Боцман тяжело вздохнул.

– Не до меня теперь в Лидзбарке… Не до меня теперь отцу Миколаю, и, боюсь, не до Каспера ему… Только-только он, можно сказать, заживо похоронил родного брата, тяжко ему… Да и что может каноник сейчас сделать?.. Последнюю драгоценность свою он отдал… Другое у меня на уме, вот и подался я в Краков. Покажите мне, ребята, дом профессора Ланге, отца Митты. Он, слыхать, человек с деньгами… Уж я буду не я, если не вымолю у него денег на выкуп Каспера…

– Эге, вспомнила пани, как паненкой была! – присвистнул Генрих. – Поехал наш профессор к кшижакам гороскоп составлять, да и не вернулся в Краков. В Крулевце ему, видно, лучше платят. И он заранее это дело задумал, иначе зачем ему было дочку с собой брать? Отец ректор рвет и мечет, а поделать ничего не может: и студенты и профессора вольны из университета в университет путешествовать…

– Нету, значит, профессора? – схватился руками за голову боцман. – И панны Митты нету? И не пишет она ничего в Краков? – У боцмана никак не укладывалось в голове, что девушка могла так легко и скоро забыть его Каспера. – Это отец, видно, не велит ей писать…

– Может, и так, – отозвался Генрих, – а может, подвернулся ей в Крулевце какой-нибудь купчик с деньгами да и из себя неплохой, вот и забыла она нашего ободранного студиозуса Каспера.

Кровь бросилась боцману в лицо.

– Ободранного? Сам ты ободранный! Конечно, здесь он, как и все, в студенческой рясе ходил… А вот вы бы на него в Риме посмотрели! Кардинал Мадзини одел его с головы до пят. Ну и хорош же был наш Каспер в дворянском платье! Все девушки и женщины на него на улицах оглядывались, – сказал боцман с вызовом.

– Это, наверно, из-за его рыжих волос, – пробормотал Сташек себе под нос.

Но пан Конопка его услышал.

– Из-за волос ли, не знаю, но племянница кардинала с ним по целым дням не расставалась… Так и ходили они вдвоем по улицам – рука в руке. (Для убедительности боцман решил немного прихвастнуть.) И синьорина глаз с Каспера не сводила… А как заехал я к ним на обратном пути да рассказал, какая беда с Каспером приключилась, бедняжка проплакала день и ночь, а потом вынесла мне все свое приданое. Говорит: «Раз Каспера нет, ни к чему оно мне!»

Збигнев, сдвинув брови, с удивлением посмотрел на боцмана, и тот почувствовал легкие угрызения совести. Историю с деньгами Беатриче он также изложил не совсем точно. Беатриче действительно горько плакала, узнав о беде, и действительно дала денег на выкуп Каспера, но сказала при этом, что они, посовещавшись с женихом, решили часть ее материнского наследства употребить на выкуп достойного польского юноши.

«Ну да ладно, – решил пан Конопка про себя, – маслом каши не испортишь!»

– Так как же вы решили, уважаемый пан боцман, – спросил Сташек Когут, – что будет с Каспером?

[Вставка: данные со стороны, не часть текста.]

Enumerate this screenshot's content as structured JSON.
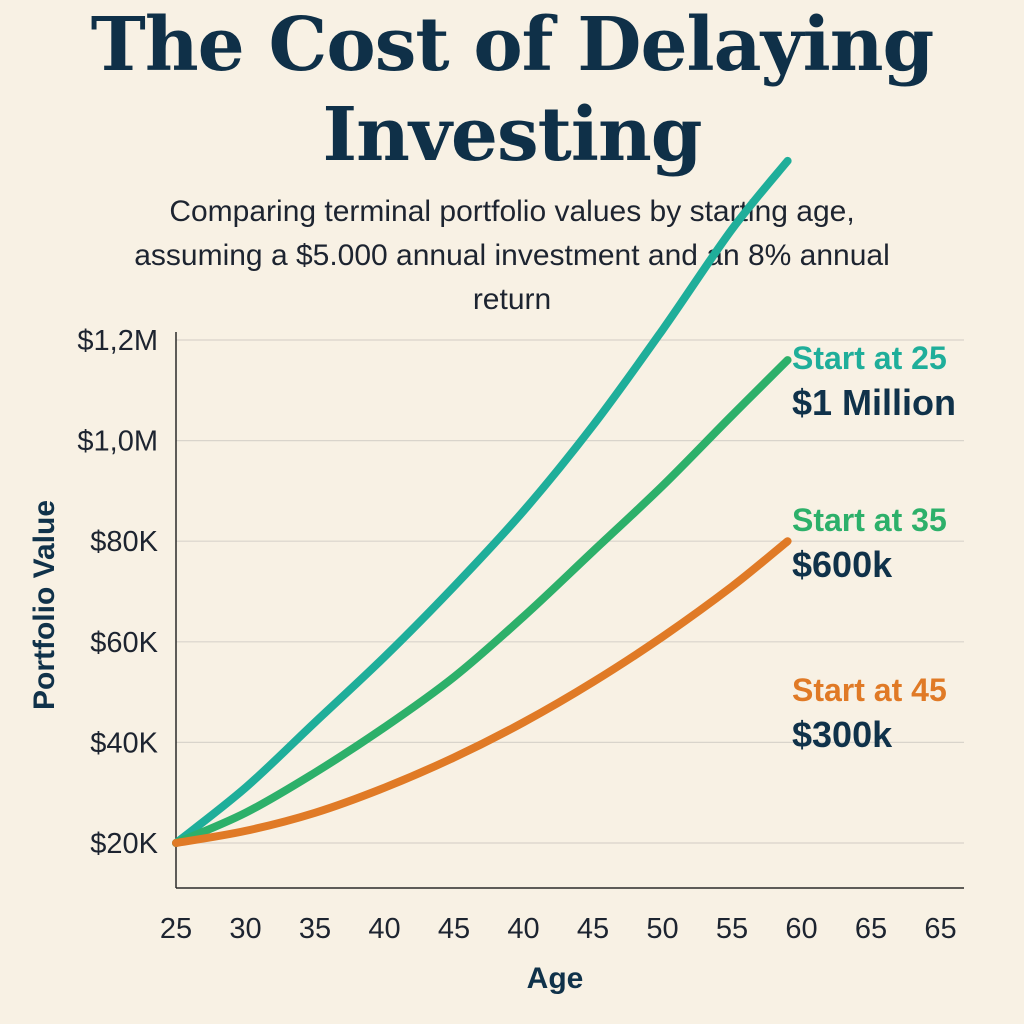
{
  "header": {
    "title_line1": "The Cost of Delaying",
    "title_line2": "Investing",
    "subtitle_line1": "Comparing terminal portfolio values by starting age,",
    "subtitle_line2": "assuming a $5.000 annual investment and an 8% annual",
    "subtitle_line3": "return"
  },
  "colors": {
    "background": "#f8f1e4",
    "title": "#0f3048",
    "start25": "#1fae9a",
    "start35": "#2db06a",
    "start45": "#e07a26",
    "grid": "#d9d4cb",
    "axis": "#2a2a2a"
  },
  "chart_data": {
    "type": "line",
    "title": "The Cost of Delaying Investing",
    "subtitle": "Comparing terminal portfolio values by starting age, assuming a $5.000 annual investment and an 8% annual return",
    "xlabel": "Age",
    "ylabel": "Portfolio Value",
    "x_tick_labels": [
      "25",
      "30",
      "35",
      "40",
      "45",
      "40",
      "45",
      "50",
      "55",
      "60",
      "65",
      "65"
    ],
    "y_tick_labels": [
      "$20K",
      "$40K",
      "$60K",
      "$80K",
      "$1,0M",
      "$1,2M"
    ],
    "grid": true,
    "legend": "inline-right",
    "series": [
      {
        "name": "Start at 25",
        "end_label": "$1 Million",
        "color": "#1fae9a",
        "x_index": [
          0,
          1,
          2,
          3,
          4,
          5,
          6,
          7,
          8,
          8.8
        ],
        "y_tick_index": [
          0,
          0.55,
          1.2,
          1.85,
          2.55,
          3.3,
          4.15,
          5.1,
          6.1,
          6.78
        ]
      },
      {
        "name": "Start at 35",
        "end_label": "$600k",
        "color": "#2db06a",
        "x_index": [
          0,
          1,
          2,
          3,
          4,
          5,
          6,
          7,
          8,
          8.8
        ],
        "y_tick_index": [
          0,
          0.3,
          0.7,
          1.15,
          1.65,
          2.25,
          2.9,
          3.55,
          4.25,
          4.8
        ]
      },
      {
        "name": "Start at 45",
        "end_label": "$300k",
        "color": "#e07a26",
        "x_index": [
          0,
          1,
          2,
          3,
          4,
          5,
          6,
          7,
          8,
          8.8
        ],
        "y_tick_index": [
          0,
          0.12,
          0.3,
          0.55,
          0.85,
          1.2,
          1.6,
          2.05,
          2.55,
          3.0
        ]
      }
    ]
  }
}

Ну, есть у вас пара талеров… Допустим, что мы со Збигневом еще немного соберем, но этого вам и на дорогу не хватит… И до Рима, до Мадзини своего, вы не доберетесь!

– А чего это ради Каспера к Мадзини посылали? – спросил вдруг Збигнев.

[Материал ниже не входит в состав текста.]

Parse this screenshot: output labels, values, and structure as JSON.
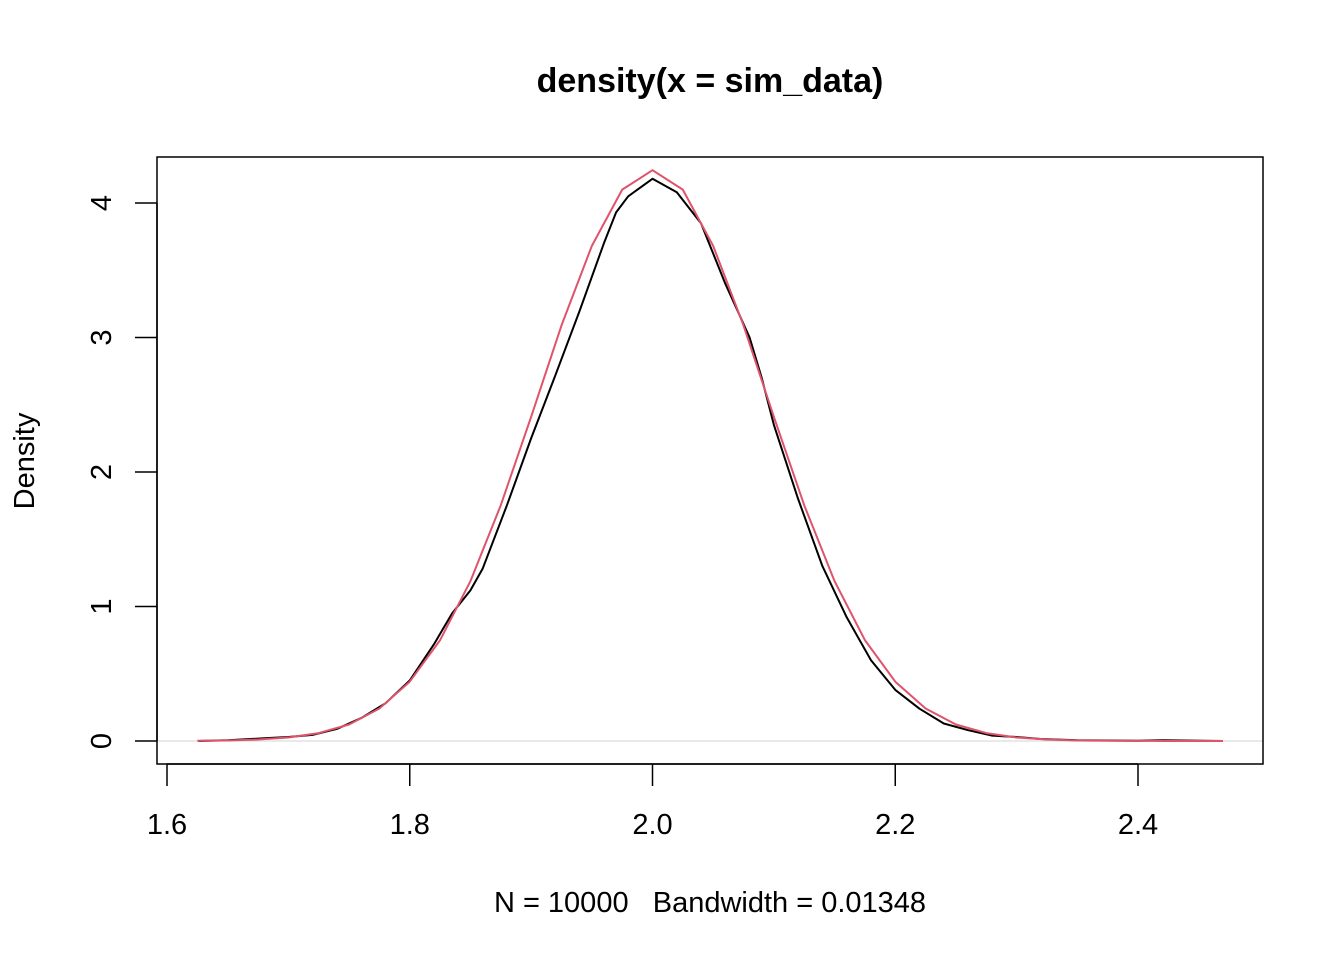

– А это уж не моего и не вашего ума дело! – отрезал боцман. – А до Рима и даже до Константинополя я доберусь, денег для этого не нужно. Меня на любое судно с руками и ногами возьмут!

Заметив, что студенты с недоверием сочувственно рассматривают его худое, изможденное лицо, пан Конопка поднял вдруг за ножку тяжелый дубовый стол.